Но сегодня всё было иначе.
С самого утра я сидела в той же самой допросной, на том же жёстком стуле, с тем же столом напротив. Только вот дверь оставалась закрытой, и никто, абсолютно никто, не появлялся. Ни тебе вопросов, ни взглядов, ни записей в блокнотах.
Обо мне забыли?
Или, быть может, наконец-то оставили в покое? Что ж, это даже к лучшему. Я вытянула ноги, опершись пятками о холодный пол, и откинулась на спинку стула. Часы медленно перешагнули через полдень, солнечный свет стал теплым и ленивым. Я начала клевать носом, откровенно дремая, и при этом даже не особо волновалась.
Будь я умнее, прихватила бы с собой книгу. Или хоть что-то, чтобы чем-то занять себя, кроме наблюдений за пятнами на стене и собственными мыслями. Но почему-то нервозности не было. Не сегодня. На удивление, я чувствовала себя спокойно, словно знала , что Кристиан всё устроит. Что он справится.
Мои мысли прыгали, будто неугомонные воробьи. То возвращались к герцогу — его уверенным шагам, привычке молчать в самые неподходящие моменты, взгляду, от которого иногда хотелось либо спрятаться, либо… остаться рядом. Потом в голове всплывал Орлин: сдержанный, вечно наблюдающий, с его неожиданной добротой и чуть грубоватым юмором. Но стоило этим образам померкнуть, как на передний план выплывали крылатые проказники. Пернатые, шумные, но по-своему очаровательные. Особенно — наш чешуйчатый малыш.

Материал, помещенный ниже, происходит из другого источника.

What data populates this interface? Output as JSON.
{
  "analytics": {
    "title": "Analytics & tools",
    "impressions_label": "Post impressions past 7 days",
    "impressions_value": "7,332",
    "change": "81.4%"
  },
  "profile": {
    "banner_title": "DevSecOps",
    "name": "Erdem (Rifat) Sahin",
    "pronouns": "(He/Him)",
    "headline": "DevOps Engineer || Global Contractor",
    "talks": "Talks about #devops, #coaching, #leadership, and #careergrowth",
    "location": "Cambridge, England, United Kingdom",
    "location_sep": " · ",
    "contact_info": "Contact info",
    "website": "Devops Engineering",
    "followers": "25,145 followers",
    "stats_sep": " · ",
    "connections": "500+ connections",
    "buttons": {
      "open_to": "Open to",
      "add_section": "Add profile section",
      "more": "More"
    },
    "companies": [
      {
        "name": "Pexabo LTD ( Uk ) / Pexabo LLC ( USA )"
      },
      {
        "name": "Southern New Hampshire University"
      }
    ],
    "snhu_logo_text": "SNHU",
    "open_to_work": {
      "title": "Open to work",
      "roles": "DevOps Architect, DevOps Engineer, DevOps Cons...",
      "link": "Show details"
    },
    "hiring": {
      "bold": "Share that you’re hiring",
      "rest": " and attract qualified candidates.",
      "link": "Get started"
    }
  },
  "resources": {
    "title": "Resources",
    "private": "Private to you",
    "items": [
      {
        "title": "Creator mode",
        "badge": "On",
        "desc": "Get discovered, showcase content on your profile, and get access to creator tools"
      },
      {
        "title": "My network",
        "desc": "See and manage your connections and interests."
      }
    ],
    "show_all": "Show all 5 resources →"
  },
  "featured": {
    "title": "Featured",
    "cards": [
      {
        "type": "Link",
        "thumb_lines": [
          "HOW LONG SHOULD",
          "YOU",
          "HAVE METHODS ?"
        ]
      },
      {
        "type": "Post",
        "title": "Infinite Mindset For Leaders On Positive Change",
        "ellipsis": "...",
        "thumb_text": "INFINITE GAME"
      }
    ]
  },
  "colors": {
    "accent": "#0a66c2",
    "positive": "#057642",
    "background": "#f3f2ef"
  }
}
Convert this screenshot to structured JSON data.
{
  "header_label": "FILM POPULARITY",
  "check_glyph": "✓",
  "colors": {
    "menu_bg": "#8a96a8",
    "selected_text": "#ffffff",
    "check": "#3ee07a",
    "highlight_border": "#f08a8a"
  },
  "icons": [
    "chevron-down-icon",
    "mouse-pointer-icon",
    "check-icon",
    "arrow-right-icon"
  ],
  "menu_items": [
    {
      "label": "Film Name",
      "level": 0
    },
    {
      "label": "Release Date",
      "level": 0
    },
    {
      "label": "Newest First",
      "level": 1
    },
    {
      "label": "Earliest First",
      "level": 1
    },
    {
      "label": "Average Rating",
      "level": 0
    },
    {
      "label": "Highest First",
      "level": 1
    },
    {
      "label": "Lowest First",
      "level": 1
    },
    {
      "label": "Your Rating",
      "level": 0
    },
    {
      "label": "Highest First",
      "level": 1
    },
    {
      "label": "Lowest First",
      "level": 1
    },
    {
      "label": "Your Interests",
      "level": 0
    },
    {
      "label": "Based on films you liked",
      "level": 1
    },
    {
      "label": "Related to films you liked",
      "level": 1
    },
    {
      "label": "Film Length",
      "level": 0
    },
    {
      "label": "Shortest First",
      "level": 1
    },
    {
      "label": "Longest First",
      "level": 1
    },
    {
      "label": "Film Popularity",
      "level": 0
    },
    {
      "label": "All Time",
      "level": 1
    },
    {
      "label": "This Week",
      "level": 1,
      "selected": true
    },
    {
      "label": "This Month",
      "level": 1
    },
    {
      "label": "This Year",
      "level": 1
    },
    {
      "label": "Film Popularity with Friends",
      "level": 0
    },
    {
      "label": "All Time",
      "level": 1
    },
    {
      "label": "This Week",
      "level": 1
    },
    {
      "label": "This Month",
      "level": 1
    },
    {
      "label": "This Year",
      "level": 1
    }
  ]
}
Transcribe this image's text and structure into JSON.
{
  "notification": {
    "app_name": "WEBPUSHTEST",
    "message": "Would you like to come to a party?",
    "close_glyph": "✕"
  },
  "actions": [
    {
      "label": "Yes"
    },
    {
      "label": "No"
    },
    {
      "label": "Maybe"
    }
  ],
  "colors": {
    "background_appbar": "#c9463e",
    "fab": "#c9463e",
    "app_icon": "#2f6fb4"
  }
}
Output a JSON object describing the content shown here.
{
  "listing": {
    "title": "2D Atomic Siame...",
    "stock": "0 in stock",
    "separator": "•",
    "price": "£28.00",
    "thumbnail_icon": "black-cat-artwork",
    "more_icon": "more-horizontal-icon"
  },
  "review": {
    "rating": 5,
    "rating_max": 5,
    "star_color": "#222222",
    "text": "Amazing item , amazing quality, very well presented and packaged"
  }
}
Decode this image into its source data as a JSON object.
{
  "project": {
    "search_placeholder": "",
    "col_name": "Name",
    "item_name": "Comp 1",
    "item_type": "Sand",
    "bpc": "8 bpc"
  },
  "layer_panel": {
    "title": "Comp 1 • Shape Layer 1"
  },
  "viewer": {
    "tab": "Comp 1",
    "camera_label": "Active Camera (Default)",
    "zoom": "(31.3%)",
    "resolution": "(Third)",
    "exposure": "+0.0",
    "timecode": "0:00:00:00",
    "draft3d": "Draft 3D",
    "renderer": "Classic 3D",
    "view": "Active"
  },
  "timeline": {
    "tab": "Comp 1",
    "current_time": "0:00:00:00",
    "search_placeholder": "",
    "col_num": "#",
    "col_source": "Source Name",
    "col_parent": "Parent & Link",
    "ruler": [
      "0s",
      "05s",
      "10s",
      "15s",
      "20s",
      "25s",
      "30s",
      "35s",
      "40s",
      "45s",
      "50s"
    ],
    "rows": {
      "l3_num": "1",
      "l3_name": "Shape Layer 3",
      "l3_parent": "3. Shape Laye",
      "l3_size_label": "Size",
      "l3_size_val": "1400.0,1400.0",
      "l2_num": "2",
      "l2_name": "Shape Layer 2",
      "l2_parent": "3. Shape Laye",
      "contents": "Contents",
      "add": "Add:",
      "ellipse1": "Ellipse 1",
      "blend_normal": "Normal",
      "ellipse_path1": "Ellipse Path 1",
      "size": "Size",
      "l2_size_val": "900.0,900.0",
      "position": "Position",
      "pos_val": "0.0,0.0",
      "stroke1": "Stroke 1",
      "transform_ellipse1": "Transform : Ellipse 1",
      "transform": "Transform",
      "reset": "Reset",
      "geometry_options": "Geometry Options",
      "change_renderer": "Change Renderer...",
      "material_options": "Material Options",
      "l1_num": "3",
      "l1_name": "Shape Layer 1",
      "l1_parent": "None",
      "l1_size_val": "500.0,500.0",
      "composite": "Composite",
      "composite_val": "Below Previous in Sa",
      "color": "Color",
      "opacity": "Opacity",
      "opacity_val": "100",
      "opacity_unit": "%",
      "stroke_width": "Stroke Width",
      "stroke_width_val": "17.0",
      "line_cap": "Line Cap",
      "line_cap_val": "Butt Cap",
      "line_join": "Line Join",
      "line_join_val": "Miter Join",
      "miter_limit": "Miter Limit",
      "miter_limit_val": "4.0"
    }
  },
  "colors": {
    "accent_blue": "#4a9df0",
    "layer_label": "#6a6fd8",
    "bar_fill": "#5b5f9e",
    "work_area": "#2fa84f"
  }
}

Интересно, как он там? Сидит в углу дровника и обижается, что я не с ним? Или ищет лазейку, чтобы выбраться и снова натворить чего-нибудь невозможного?
Я вздохнула, глядя в потолок, и тут же вздрогнула от скрипа двери.
Подняв глаза, я замерла: в проёме стоял Кристиан. Настоящий. Без сопровождения, без тени сомнения, с той самой чуть усталой, но искренней улыбкой, которая — я готова поклясться — была только для меня.